Summary: OpenRank is best understood not as a single reputation app, but as a verifiable compute layer for turning context-specific trust graphs into reusable rankings and scores. Its core mechanism is the separation between graph construction, algorithm choice, seed-trust configuration, compute execution, and permissionless publication of outputs. That makes it a useful comparison class for Ethereum Follow Protocol, Human Passport, SourceCred, and attestation systems: those systems decide what social or trust data exists, while OpenRank focuses on how that data gets transformed into rankings that downstream apps can consume.
What it does:
Accepts reputation-graph datasets made of peers plus pairwise trust values and computes rankings or scores over them
Uses graph algorithms such as EigenTrust, with stated plans to support Hubs & Authorities, Collaborative Filtering, and Matrix Factorization
Lets developers choose context-specific heuristics, weights, biases, seed peers, and seed-confidence settings for different ranking jobs
Publishes input data and resulting scores to a data-availability layer so outputs can be reused permissionlessly and verified by others
Exposes an SDK so developers can run reputation compute on their own onchain or offchain datasets
Targets use cases such as social-feed ranking, sybil resistance, marketplaces, consumer discovery, DAO/governance ranking, and trust scoring
Key claims:
The protocol docs state the key objective very plainly: accept a reputation graph dataset with pairwise trust and produce scores for all peers, while ensuring that jobs, input data, output scores, and verification remain openly available.
The protocol architecture matters because it separates data providers from compute nodes and from downstream consumers. That means the main governance surface is not only “which algorithm?” but also who defines the graph, seeds, weights, and job blueprint.
The EigenTrust docs are the most analytically useful source because they make explicit that context matters. OpenRank is not claiming one universal reputation score; it expects developers to construct context-specific local-trust graphs and tune seed trust for the use case.
The EigenTrust docs also underline a central anti-sybil tradeoff: without seed trust, all peers default to equal initial trust, which is less sybil resistant. OpenRank therefore pushes power into seed selection and seed confidence rather than pretending neutrality.
The SDK docs and README show that OpenRank is designed less like a closed ranking product and more like reputation middleware. Developers bring their own data, define trust heuristics, run compute, and publish the results.
The listed live use cases are revealing because they span Farcaster/Lens social graphs, EVM transaction data, NFT activity, DAO votes, and software-security attestations. The reusable insight is that OpenRank treats many apparently different problems as “graph + trust heuristic + compute job.”

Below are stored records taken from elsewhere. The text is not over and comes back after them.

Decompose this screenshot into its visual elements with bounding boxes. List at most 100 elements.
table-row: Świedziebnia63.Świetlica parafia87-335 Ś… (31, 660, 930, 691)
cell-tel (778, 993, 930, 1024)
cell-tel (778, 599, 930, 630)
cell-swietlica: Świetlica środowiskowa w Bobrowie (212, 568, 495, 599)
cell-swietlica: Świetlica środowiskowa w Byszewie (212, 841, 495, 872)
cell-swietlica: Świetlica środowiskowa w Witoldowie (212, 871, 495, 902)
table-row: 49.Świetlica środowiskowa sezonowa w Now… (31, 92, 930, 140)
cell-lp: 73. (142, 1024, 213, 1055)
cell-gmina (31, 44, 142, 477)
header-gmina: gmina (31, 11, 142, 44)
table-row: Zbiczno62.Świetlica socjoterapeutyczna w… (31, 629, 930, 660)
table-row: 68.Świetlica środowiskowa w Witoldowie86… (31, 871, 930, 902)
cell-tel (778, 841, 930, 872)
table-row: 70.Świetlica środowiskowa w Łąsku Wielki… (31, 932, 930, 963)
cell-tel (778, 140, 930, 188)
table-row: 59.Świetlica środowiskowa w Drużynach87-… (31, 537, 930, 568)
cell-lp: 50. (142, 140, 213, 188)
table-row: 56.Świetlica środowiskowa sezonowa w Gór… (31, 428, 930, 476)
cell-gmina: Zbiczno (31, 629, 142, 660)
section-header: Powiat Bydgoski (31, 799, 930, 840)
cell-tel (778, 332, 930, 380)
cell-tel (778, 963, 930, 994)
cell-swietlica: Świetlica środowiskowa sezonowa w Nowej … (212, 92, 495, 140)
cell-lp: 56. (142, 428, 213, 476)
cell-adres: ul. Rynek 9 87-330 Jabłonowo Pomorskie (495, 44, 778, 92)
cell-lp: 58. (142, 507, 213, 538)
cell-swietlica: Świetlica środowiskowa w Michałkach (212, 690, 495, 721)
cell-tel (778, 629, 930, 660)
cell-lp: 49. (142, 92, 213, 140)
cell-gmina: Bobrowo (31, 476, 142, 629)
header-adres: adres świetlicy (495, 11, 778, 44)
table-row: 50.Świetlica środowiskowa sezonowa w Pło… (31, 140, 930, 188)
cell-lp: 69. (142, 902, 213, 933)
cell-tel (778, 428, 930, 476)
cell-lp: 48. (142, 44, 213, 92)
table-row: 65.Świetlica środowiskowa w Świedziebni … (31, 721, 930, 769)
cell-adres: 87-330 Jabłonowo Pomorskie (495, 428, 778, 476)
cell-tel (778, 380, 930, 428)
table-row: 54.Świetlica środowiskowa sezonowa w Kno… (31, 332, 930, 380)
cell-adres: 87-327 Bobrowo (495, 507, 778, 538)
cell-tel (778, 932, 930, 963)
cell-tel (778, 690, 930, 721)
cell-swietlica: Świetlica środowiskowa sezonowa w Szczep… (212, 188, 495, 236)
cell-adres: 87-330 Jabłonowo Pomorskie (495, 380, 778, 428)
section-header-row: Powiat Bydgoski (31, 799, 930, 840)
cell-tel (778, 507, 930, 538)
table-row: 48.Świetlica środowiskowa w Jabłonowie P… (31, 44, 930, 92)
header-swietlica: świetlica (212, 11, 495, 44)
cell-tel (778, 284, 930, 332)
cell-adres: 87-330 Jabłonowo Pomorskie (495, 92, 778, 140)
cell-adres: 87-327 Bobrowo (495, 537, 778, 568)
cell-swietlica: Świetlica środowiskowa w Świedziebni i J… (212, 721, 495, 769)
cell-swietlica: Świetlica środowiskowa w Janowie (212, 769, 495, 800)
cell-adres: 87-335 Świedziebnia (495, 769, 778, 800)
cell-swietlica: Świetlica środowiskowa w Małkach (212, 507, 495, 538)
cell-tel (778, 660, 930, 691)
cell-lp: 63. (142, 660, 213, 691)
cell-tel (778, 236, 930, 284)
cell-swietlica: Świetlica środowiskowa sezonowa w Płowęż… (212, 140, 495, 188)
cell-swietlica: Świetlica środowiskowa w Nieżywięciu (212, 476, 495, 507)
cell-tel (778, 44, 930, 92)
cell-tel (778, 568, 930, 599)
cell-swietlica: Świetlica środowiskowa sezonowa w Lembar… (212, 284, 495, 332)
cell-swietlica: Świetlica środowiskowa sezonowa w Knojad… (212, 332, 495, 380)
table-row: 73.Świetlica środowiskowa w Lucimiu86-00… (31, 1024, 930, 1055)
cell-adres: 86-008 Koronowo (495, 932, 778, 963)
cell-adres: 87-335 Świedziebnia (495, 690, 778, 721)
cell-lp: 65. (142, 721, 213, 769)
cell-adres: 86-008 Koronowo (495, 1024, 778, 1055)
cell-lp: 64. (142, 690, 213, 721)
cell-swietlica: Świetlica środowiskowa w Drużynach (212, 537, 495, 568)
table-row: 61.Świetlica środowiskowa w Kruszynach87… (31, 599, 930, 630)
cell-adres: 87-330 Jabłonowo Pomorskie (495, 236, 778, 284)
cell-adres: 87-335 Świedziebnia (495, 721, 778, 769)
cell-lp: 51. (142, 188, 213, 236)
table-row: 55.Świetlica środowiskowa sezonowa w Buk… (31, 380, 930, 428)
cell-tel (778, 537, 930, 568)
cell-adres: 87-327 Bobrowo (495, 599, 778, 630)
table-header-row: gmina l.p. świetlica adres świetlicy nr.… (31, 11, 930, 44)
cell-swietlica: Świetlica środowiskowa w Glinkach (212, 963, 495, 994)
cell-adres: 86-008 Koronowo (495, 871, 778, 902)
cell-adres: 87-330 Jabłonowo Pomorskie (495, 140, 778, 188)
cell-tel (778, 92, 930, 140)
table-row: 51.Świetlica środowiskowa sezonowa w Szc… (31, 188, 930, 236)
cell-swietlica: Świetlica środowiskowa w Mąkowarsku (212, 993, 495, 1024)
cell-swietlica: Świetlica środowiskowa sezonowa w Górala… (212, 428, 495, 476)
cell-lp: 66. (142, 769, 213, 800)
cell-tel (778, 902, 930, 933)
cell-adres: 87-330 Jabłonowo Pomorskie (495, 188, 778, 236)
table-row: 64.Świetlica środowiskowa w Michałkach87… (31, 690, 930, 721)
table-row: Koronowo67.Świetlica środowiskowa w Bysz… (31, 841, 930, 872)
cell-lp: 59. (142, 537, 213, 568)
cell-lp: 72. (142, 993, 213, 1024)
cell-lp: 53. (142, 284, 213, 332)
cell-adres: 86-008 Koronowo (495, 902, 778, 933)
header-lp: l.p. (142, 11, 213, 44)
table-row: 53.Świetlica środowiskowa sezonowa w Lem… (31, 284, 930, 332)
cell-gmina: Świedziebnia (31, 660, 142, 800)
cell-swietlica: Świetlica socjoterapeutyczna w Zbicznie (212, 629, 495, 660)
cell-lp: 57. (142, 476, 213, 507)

OpenRank is a strong corpus entry because it helps separate two layers that are often blurred together: the social/attestation substrate that creates trust edges, and the ranking engine that recursively propagates and amplifies those edges.
Whitepaper: No canonical standalone OpenRank whitepaper or litepaper URL surfaced in this pass, although the official docs repeatedly mention an OpenRank litepaper. The strongest primary materials reviewed here were the official site, protocol docs, EigenTrust docs, SDK docs, and official repositories; see ../whitepapers/openrank-primary-sources-2026-05-10.md.